I brought this up with some other handheld/Palm people in the Free Software community, and the concensus was that emails asking for the source go unanswered, offers for mirrors go unanswered, and the company simply refuses to supply any details about their distribution, unless you purchase it.
Another possible GPL violation? Or just non-existant/dead/ignorant people?
There Is Much More To This…
There seems to be an ever-increasing abuse of the GPL and other Free Software licenses lately. Most-recently, the MPlayer discovery of several GPL violations by a company called “Kiss Technology”.
I spoke with my girlfriend Erika, an avid Wall Street Journal reader, and she suggested I write an editorial/letter to the WSJ, explaining all of this.

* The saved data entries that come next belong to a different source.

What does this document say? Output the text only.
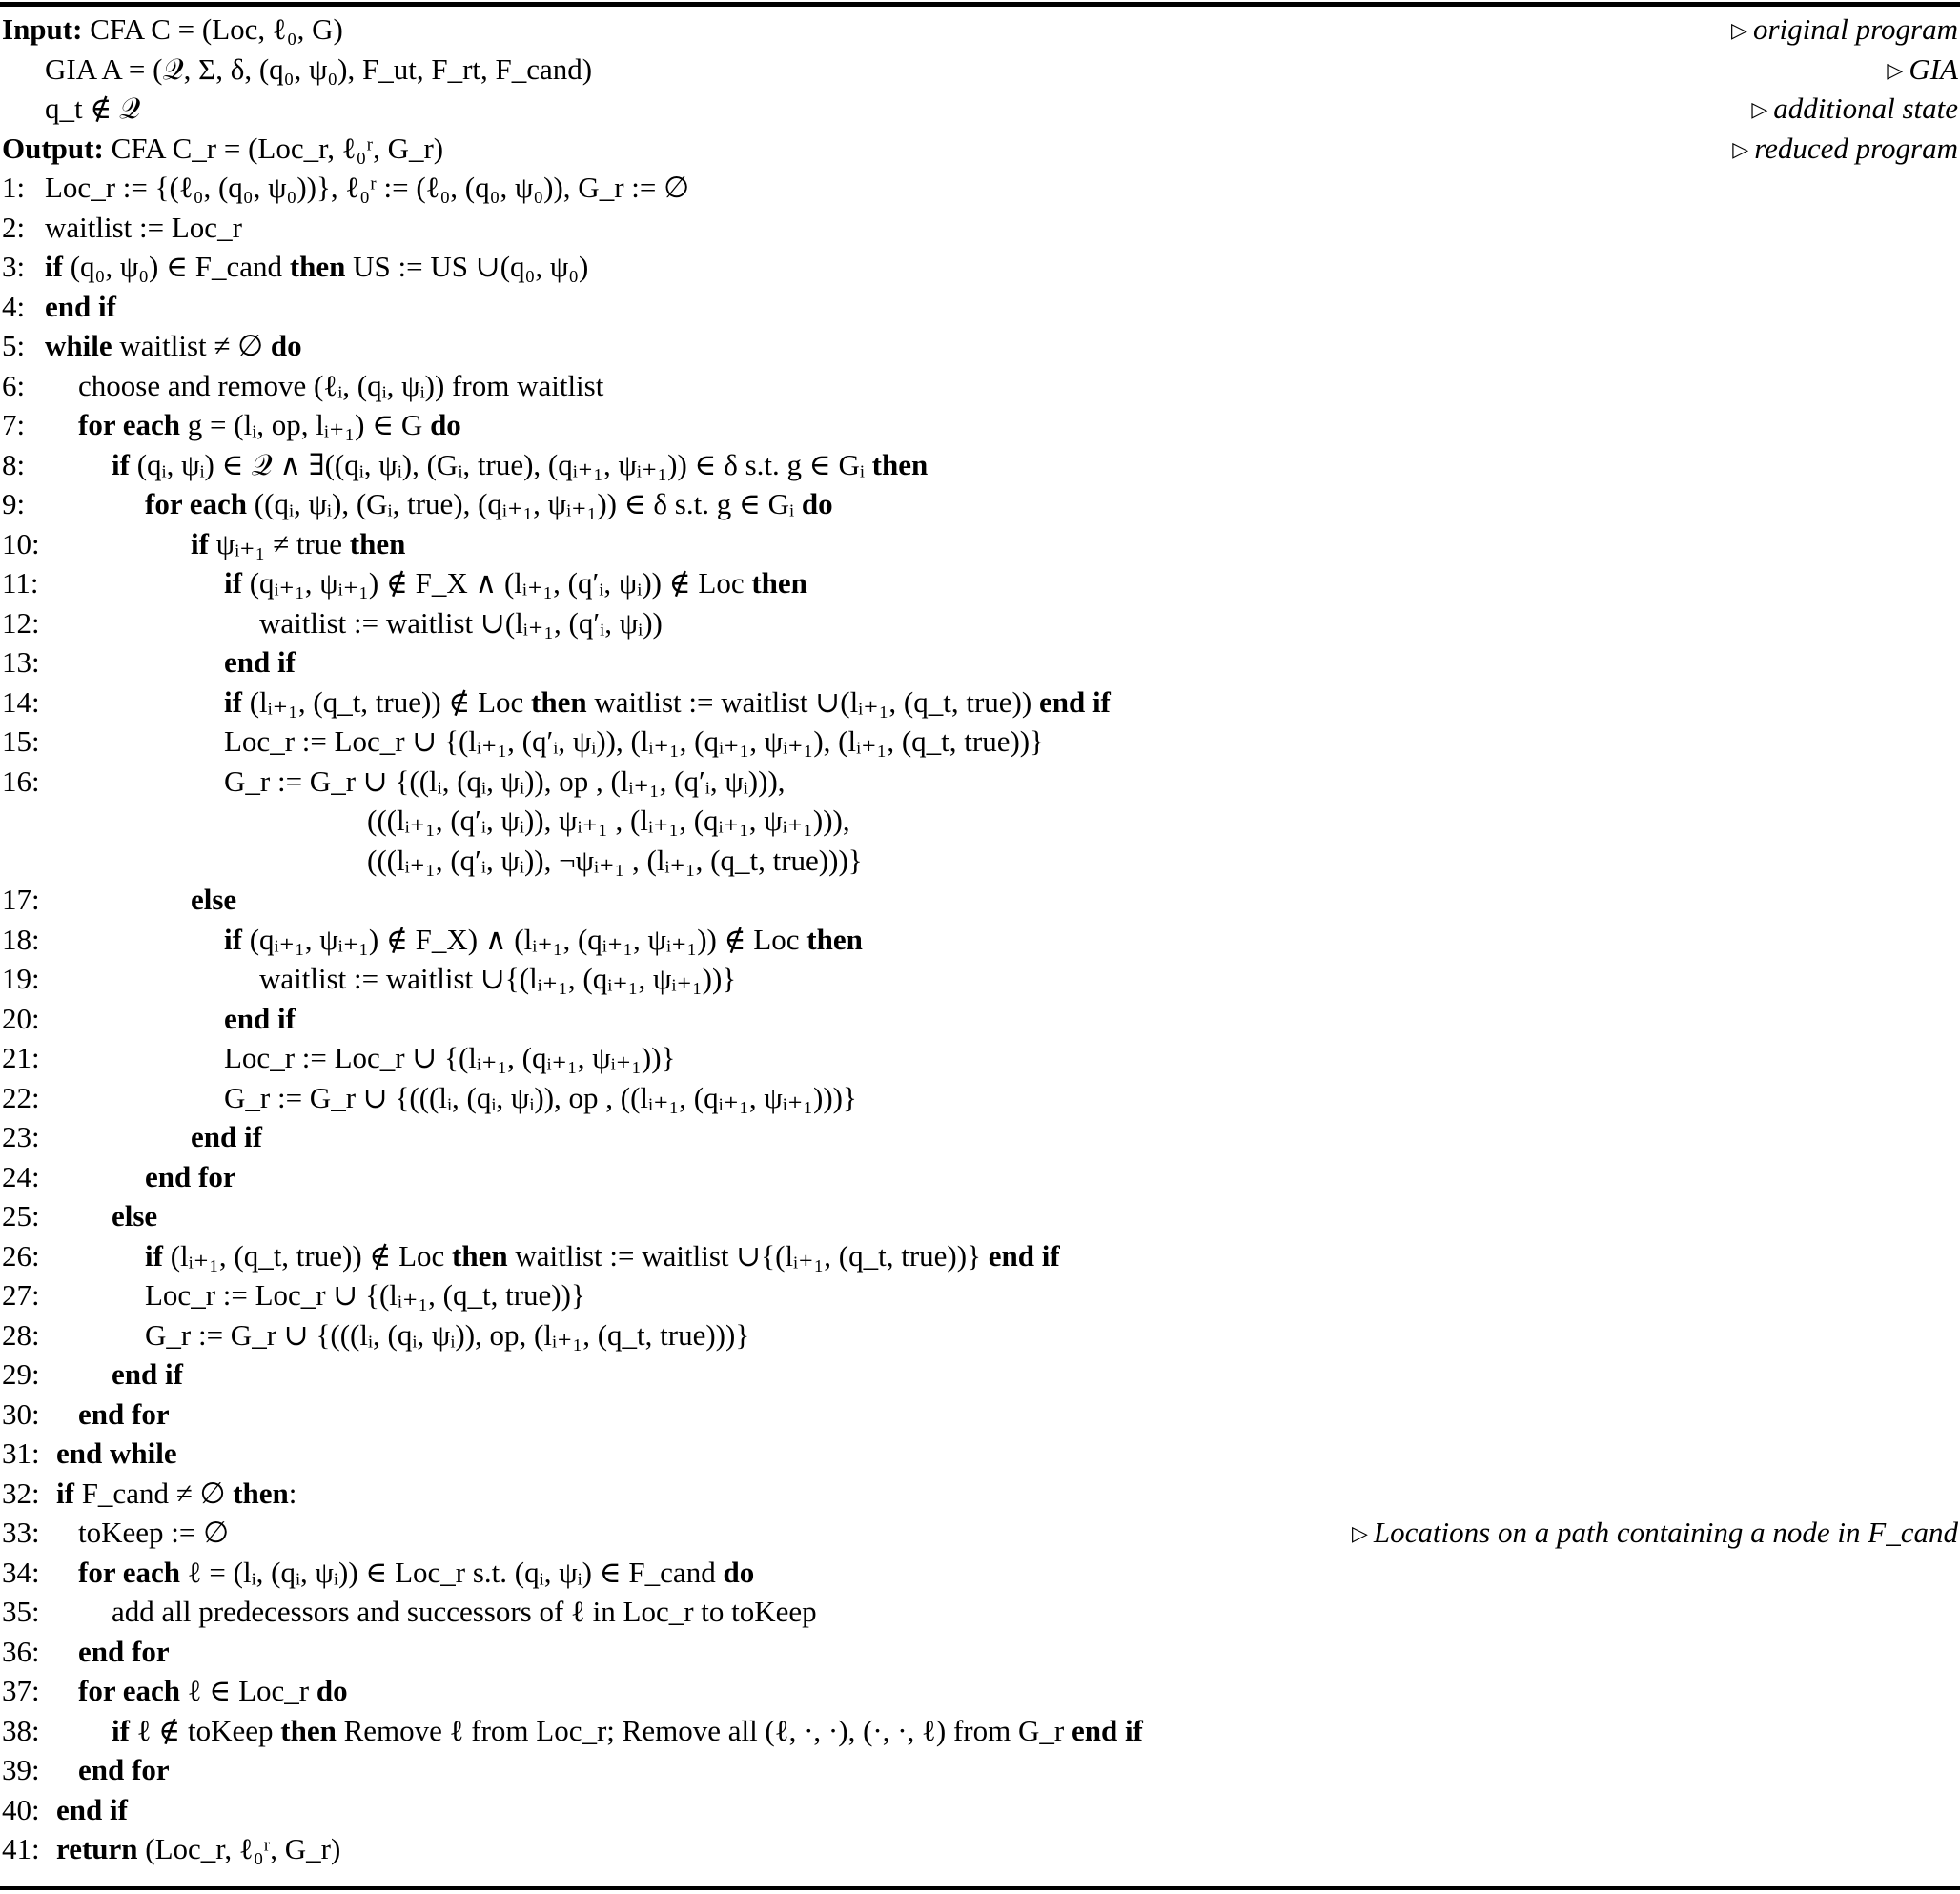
Input: CFA C = (Loc, ℓ₀, G)	▷ original program
GIA A = (𝒬, Σ, δ, (q₀, ψ₀), F_ut, F_rt, F_cand)	▷ GIA
q_t ∉ 𝒬	▷ additional state
Output: CFA C_r = (Loc_r, ℓ₀ʳ, G_r)	▷ reduced program
1: Loc_r := {(ℓ₀, (q₀, ψ₀))}, ℓ₀ʳ := (ℓ₀, (q₀, ψ₀)), G_r := ∅
2: waitlist := Loc_r
3: if (q₀, ψ₀) ∈ F_cand then US := US ∪(q₀, ψ₀)
4: end if
5: while waitlist ≠ ∅ do
6: choose and remove (ℓᵢ, (qᵢ, ψᵢ)) from waitlist
7: for each g = (lᵢ, op, lᵢ₊₁) ∈ G do
8:	if (qᵢ, ψᵢ) ∈ 𝒬 ∧ ∃((qᵢ, ψᵢ), (Gᵢ, true), (qᵢ₊₁, ψᵢ₊₁)) ∈ δ s.t. g ∈ Gᵢ then
9:	for each ((qᵢ, ψᵢ), (Gᵢ, true), (qᵢ₊₁, ψᵢ₊₁)) ∈ δ s.t. g ∈ Gᵢ do
10:	if ψᵢ₊₁ ≠ true then
11:	if (qᵢ₊₁, ψᵢ₊₁) ∉ F_X ∧ (lᵢ₊₁, (q′ᵢ, ψᵢ)) ∉ Loc then
12:	waitlist := waitlist ∪(lᵢ₊₁, (q′ᵢ, ψᵢ))
13:	end if
14:	if (lᵢ₊₁, (q_t, true)) ∉ Loc then waitlist := waitlist ∪(lᵢ₊₁, (q_t, true)) end if
15:	Loc_r := Loc_r ∪ {(lᵢ₊₁, (q′ᵢ, ψᵢ)), (lᵢ₊₁, (qᵢ₊₁, ψᵢ₊₁), (lᵢ₊₁, (q_t, true))}
16:	G_r := G_r ∪ {((lᵢ, (qᵢ, ψᵢ)), op , (lᵢ₊₁, (q′ᵢ, ψᵢ))),
(((lᵢ₊₁, (q′ᵢ, ψᵢ)), ψᵢ₊₁ , (lᵢ₊₁, (qᵢ₊₁, ψᵢ₊₁))),
(((lᵢ₊₁, (q′ᵢ, ψᵢ)), ¬ψᵢ₊₁ , (lᵢ₊₁, (q_t, true)))}
17:	else
18:	if (qᵢ₊₁, ψᵢ₊₁) ∉ F_X) ∧ (lᵢ₊₁, (qᵢ₊₁, ψᵢ₊₁)) ∉ Loc then
19:	waitlist := waitlist ∪{(lᵢ₊₁, (qᵢ₊₁, ψᵢ₊₁))}
20:	end if
21:	Loc_r := Loc_r ∪ {(lᵢ₊₁, (qᵢ₊₁, ψᵢ₊₁))}
22:	G_r := G_r ∪ {(((lᵢ, (qᵢ, ψᵢ)), op , ((lᵢ₊₁, (qᵢ₊₁, ψᵢ₊₁)))}
23:	end if
24:	end for
25: else
26:	if (lᵢ₊₁, (q_t, true)) ∉ Loc then waitlist := waitlist ∪{(lᵢ₊₁, (q_t, true))} end if
27:	Loc_r := Loc_r ∪ {(lᵢ₊₁, (q_t, true))}
28:	G_r := G_r ∪ {(((lᵢ, (qᵢ, ψᵢ)), op, (lᵢ₊₁, (q_t, true)))}
29: end if
30: end for
31: end while
32: if F_cand ≠ ∅ then:
33: toKeep := ∅	▷ Locations on a path containing a node in F_cand
34: for each ℓ = (lᵢ, (qᵢ, ψᵢ)) ∈ Loc_r s.t. (qᵢ, ψᵢ) ∈ F_cand do
35: add all predecessors and successors of ℓ in Loc_r to toKeep
36: end for
37: for each ℓ ∈ Loc_r do
38: if ℓ ∉ toKeep then Remove ℓ from Loc_r; Remove all (ℓ, ·, ·), (·, ·, ℓ) from G_r end if
39: end for
40: end if
41: return (Loc_r, ℓ₀ʳ, G_r)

The problem, she said, was that companies and “normal people” don’t know this is happening, and that nobody reads those “geek webpages” (groklaw, slashdot, advogato), so none of this information gets where it needs to be… injected into the public media.
The synopsis of this, is that companies are actively stealing software, violating copyright, selling products based on that stolen code, increasing their profits, firing/laying off staff (“We found something on the the web that does exactly what we’re paying you to write for us, so we don’t need you anymore. Pick up your last check at the door.”), and the economy increases, due in part, to theft, and jobs being lost.
The economy is improving because jobs are being lost. There is this mentality among well-funded companies, that they are “safe”, because “..those unemployed Free Software hippies” don’t have enough money to bring them to court. They’re wrong. A bit of a media campaign with some truth, can be much more damaging than any lawsuit.
We can’t let this continue like this. Chasing all of these companies down, is getting to be exhausting.